Since the awkward beginning, life changes have occurred: family illnesses and loss, broken bones and other physical traumas requiring hospitalization, happy vacations and holidays and overall, a general shift in conscious awareness of the importance of our community. Through it all, the five of us have created. We represent five different disciplines: a knitter, a graphic artist, a fabric artist, a sculptor and me, the bead artist. Sometimes we create together. Sometimes we work on individual projects, with one of us taking the lead and sharing what we know with the others.

Collaborheartist group mirrors #Quest2016 community

On a much smaller scale, Collaborheartist mirrors another community,  Tracking Wonder. Jeffrey Davis, who launched and organized Tracking Wonder, used to be a Do-It-Yourself-er. He created an amazing community of people, #Quest2016, from more than 16 countries who are in the process of DIT!

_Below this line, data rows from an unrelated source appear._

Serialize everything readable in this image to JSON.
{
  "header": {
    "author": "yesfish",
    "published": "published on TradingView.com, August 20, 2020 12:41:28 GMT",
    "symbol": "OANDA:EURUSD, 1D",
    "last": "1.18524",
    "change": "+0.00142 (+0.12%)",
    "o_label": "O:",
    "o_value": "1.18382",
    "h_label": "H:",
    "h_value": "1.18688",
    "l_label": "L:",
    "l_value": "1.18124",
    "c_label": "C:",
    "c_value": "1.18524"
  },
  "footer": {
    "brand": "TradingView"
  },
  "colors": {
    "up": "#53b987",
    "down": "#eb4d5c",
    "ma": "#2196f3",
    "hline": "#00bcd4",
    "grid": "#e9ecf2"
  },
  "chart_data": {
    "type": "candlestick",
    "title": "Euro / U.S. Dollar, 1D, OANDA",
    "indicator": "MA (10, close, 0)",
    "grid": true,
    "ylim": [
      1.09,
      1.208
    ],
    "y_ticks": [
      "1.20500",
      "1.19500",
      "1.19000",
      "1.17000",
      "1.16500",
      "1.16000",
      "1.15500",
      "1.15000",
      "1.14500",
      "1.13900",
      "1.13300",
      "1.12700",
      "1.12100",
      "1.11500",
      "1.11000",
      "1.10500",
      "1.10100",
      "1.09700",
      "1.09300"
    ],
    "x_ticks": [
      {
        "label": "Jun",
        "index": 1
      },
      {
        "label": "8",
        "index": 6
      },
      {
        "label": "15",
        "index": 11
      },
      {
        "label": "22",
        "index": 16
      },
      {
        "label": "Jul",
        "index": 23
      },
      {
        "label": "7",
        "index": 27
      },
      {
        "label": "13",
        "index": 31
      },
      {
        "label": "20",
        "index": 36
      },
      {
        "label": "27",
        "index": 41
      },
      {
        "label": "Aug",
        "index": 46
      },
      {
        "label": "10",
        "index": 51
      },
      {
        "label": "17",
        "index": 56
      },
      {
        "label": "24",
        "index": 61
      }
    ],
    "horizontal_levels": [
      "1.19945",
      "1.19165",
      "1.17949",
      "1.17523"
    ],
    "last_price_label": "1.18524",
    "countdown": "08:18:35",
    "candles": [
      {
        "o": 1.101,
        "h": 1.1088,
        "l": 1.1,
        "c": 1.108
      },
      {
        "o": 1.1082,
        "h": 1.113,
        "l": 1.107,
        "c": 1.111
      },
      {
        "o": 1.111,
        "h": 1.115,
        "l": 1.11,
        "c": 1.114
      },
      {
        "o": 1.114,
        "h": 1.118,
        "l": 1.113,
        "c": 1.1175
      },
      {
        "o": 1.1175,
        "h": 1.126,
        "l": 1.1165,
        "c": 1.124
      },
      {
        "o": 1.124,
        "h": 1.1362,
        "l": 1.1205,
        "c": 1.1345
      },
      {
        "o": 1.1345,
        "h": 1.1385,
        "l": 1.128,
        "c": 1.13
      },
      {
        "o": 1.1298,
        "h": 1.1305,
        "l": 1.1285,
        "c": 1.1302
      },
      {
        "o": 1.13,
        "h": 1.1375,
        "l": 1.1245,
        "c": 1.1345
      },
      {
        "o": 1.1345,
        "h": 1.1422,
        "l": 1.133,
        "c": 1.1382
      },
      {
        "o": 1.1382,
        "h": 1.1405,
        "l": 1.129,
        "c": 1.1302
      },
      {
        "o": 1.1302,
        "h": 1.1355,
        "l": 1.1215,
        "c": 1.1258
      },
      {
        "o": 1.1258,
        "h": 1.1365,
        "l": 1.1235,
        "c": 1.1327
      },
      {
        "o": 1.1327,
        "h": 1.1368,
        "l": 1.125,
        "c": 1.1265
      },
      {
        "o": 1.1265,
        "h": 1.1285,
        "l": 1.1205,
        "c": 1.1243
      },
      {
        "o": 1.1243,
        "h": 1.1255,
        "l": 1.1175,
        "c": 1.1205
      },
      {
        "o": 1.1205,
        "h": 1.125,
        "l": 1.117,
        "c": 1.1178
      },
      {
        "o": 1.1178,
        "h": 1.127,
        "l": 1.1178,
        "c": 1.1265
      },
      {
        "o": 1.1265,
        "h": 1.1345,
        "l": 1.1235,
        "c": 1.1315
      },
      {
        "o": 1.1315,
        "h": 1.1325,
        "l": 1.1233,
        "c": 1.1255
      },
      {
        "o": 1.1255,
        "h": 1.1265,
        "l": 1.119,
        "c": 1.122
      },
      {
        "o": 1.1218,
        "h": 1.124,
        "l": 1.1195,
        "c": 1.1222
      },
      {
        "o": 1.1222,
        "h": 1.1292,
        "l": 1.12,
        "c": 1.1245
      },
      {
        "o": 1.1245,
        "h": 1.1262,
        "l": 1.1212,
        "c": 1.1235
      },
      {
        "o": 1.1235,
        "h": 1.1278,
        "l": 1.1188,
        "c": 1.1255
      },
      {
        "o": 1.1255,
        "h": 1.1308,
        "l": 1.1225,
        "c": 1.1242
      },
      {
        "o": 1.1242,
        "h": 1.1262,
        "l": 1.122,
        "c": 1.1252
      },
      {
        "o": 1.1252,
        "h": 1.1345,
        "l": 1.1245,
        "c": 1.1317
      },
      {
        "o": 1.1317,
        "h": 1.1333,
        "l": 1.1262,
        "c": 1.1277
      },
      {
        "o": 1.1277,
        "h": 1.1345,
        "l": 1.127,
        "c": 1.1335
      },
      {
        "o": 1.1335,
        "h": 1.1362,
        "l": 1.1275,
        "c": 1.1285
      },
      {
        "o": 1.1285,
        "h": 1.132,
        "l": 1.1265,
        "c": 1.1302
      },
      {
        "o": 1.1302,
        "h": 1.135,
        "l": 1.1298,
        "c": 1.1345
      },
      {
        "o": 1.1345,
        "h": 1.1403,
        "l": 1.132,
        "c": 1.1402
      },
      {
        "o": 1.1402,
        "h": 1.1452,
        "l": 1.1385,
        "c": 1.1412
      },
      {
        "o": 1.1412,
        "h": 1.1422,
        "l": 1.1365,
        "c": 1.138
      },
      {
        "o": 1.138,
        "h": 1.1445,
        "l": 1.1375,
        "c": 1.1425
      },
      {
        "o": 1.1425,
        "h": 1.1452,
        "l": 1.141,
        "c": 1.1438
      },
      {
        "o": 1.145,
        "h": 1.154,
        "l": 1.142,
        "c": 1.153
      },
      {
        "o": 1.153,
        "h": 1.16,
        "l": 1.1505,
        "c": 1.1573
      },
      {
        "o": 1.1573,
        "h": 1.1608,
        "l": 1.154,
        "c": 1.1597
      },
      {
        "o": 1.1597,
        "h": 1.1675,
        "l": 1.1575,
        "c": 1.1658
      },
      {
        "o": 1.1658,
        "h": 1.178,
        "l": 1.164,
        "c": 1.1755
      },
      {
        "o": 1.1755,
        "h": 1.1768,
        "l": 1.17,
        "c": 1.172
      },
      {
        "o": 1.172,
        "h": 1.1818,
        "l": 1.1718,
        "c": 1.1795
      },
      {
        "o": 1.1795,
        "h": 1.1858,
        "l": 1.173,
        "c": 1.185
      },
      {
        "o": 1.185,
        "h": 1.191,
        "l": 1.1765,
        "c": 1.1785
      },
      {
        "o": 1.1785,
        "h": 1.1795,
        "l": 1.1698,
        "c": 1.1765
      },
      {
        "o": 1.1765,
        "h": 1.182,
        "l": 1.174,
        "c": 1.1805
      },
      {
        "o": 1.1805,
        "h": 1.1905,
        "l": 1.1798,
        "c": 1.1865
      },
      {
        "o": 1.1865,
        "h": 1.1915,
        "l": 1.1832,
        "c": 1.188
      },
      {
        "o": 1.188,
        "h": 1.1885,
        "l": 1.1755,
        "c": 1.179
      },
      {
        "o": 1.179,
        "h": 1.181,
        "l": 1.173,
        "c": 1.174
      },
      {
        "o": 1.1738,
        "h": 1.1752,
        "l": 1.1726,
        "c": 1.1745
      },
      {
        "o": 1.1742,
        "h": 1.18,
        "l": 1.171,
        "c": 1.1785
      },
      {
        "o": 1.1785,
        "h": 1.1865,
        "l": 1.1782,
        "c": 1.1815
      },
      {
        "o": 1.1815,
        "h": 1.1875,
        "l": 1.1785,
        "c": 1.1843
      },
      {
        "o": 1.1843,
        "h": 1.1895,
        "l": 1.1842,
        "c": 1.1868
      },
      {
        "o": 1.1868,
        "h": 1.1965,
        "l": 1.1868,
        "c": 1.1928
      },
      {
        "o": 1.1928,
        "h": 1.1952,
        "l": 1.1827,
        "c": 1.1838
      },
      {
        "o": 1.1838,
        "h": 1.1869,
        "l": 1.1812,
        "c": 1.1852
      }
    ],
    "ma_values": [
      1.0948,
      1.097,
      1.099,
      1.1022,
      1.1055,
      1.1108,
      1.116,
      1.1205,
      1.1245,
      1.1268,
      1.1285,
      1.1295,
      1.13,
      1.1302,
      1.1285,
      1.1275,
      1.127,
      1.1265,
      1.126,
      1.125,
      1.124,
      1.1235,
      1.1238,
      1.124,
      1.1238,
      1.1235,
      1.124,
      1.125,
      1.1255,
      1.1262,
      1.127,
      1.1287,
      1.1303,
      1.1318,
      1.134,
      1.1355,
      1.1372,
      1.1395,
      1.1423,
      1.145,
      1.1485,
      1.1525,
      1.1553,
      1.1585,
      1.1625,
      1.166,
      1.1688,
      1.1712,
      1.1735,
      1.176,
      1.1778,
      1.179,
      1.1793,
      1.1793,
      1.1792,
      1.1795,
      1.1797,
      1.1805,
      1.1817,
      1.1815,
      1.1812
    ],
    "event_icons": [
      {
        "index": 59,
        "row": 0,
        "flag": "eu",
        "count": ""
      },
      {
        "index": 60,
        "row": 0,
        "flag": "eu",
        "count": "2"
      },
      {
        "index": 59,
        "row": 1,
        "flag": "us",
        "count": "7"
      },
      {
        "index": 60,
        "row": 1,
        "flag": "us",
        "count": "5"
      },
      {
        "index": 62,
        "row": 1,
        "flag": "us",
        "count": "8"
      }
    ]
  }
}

I love how Jeffrey described himself, because his description also resonates with me.

“Yes, I have the artist’s temperament to be introspective and introverted, but I completely flourish when connecting with and collaborating with other people devoted to doing business as unusual, business as art.”

As I muse away, I consider how interconnected we are, how my friend’s encouragement caused me to hear Jeffrey Davis in the first place, how we’re all working on projects that require the participation and support of others, how it’s so much easier to do it together.

DIT is like a giant Interconnected Amber beadweaving. No strand is overly important. Each is beautiful in and of itself. Every strand depends on the others to display and yet stands independently on its own. There’s no particular order apparent in the completed project. Rather, it works.

Where in your life can you add a little DIT?